The outlook, however, for these crucial twin summits is poor before they have even started. Instead of coming up with practical solutions on better protecting refugees and migrants, negotiations in the run-up to the summit have been evasive and laced with conditions (PDF).
Turning a blind eye
I am most outraged by rich governments' stubborn resistance to welcome refugees. On the other hand, many developing countries cannot be accused of turning their backs to the millions of people who are risking their lives and their children's lives for safety.
What little value, crushingly, have leaders of rich countries placed on the lives of those desperately unfortunate girls and boys trying to find a safe home?

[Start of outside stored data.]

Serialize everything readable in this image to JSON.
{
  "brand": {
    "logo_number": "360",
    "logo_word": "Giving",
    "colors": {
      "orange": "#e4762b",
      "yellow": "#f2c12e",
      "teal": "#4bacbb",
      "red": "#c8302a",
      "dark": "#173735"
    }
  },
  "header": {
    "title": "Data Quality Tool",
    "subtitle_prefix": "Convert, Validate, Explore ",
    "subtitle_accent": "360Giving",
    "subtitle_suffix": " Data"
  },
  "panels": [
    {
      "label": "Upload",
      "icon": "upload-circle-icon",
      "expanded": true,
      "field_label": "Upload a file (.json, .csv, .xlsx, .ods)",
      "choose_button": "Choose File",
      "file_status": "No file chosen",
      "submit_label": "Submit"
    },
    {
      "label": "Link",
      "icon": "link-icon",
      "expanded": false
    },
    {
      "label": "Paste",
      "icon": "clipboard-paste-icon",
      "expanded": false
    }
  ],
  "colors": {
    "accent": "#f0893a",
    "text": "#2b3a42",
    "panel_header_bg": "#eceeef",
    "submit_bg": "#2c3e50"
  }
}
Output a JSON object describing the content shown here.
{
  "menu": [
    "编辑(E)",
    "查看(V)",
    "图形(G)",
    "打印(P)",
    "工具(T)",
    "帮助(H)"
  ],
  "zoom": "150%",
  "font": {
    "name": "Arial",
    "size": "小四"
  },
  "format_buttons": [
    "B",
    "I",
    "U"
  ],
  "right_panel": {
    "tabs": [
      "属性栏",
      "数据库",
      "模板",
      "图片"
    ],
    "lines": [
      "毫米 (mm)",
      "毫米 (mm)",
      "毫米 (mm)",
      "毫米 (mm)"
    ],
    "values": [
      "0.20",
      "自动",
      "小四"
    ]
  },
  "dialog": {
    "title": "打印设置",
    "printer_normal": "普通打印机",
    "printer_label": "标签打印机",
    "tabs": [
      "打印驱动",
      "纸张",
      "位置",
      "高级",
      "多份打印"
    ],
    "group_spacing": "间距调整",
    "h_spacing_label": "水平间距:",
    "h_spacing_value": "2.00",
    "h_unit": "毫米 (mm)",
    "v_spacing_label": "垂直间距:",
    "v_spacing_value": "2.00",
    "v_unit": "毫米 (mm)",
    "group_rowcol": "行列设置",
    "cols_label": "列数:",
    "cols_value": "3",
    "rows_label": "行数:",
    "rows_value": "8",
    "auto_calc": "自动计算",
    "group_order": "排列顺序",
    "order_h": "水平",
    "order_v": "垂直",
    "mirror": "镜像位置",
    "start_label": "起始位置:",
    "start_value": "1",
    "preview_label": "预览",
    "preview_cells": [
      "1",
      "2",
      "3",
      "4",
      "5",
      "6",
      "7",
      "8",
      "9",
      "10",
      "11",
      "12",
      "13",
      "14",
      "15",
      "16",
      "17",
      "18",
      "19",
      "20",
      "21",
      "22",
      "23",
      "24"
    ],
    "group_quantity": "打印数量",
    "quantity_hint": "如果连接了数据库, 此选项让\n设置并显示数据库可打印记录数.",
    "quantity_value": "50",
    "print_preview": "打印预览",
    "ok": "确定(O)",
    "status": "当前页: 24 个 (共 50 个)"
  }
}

Around 86 percent of refugees and asylum seekers are, in fact, being hosted in low and middle-income countries, countries in which citizens have become used to sharing their classrooms and their clinics. In Lebanon, one in five inhabitants is a Syrian refugee. In Jordan, the fourth largest "city" is a refugee camp.
Many African countries, on a huge scale, have long known their duty to protect people forced to flee. This continues: Oxfam's analysis shows that the countries within the African Union host over a quarter of the world's 24.5 million refugees and asylum seekers - despite making up just 2.9 percent of the world's economy.
My own country, Uganda, is hosting over half-a-million refugees and asylum seekers. Refugees are guaranteed rights - as any country should do - to work, establish businesses, attend school, freely move and own property; land, too, is given for agricultural use.
Larger still is the number of "internally displaced people" forced to flee within their countries' borders - it is scandalous they will be largely ignored at the summits.
Sub-Saharan Africa is home to almost 30 percent of all the people who are now "internally displaced" by conflict and violence, including in Nigeria, where a violent seven-year conflict has spread into Niger, Chad and Cameroon, creating a regional humanitarian crisis.
So we must temper our expectations: As it stands we expect no commitments from rich governments to welcome and support more refugees, nor do we expect refugees being offered better chances for schooling and work.
There is time yet for governments to rectify this - there always is.
For now, these summits risk being but a half-hearted beginning to help those millions of people forced to flee.
They must instead mark a turning point for this crisis. Governments - the people within them - must recall their humanity, the kind I encountered when I was welcomed not long ago.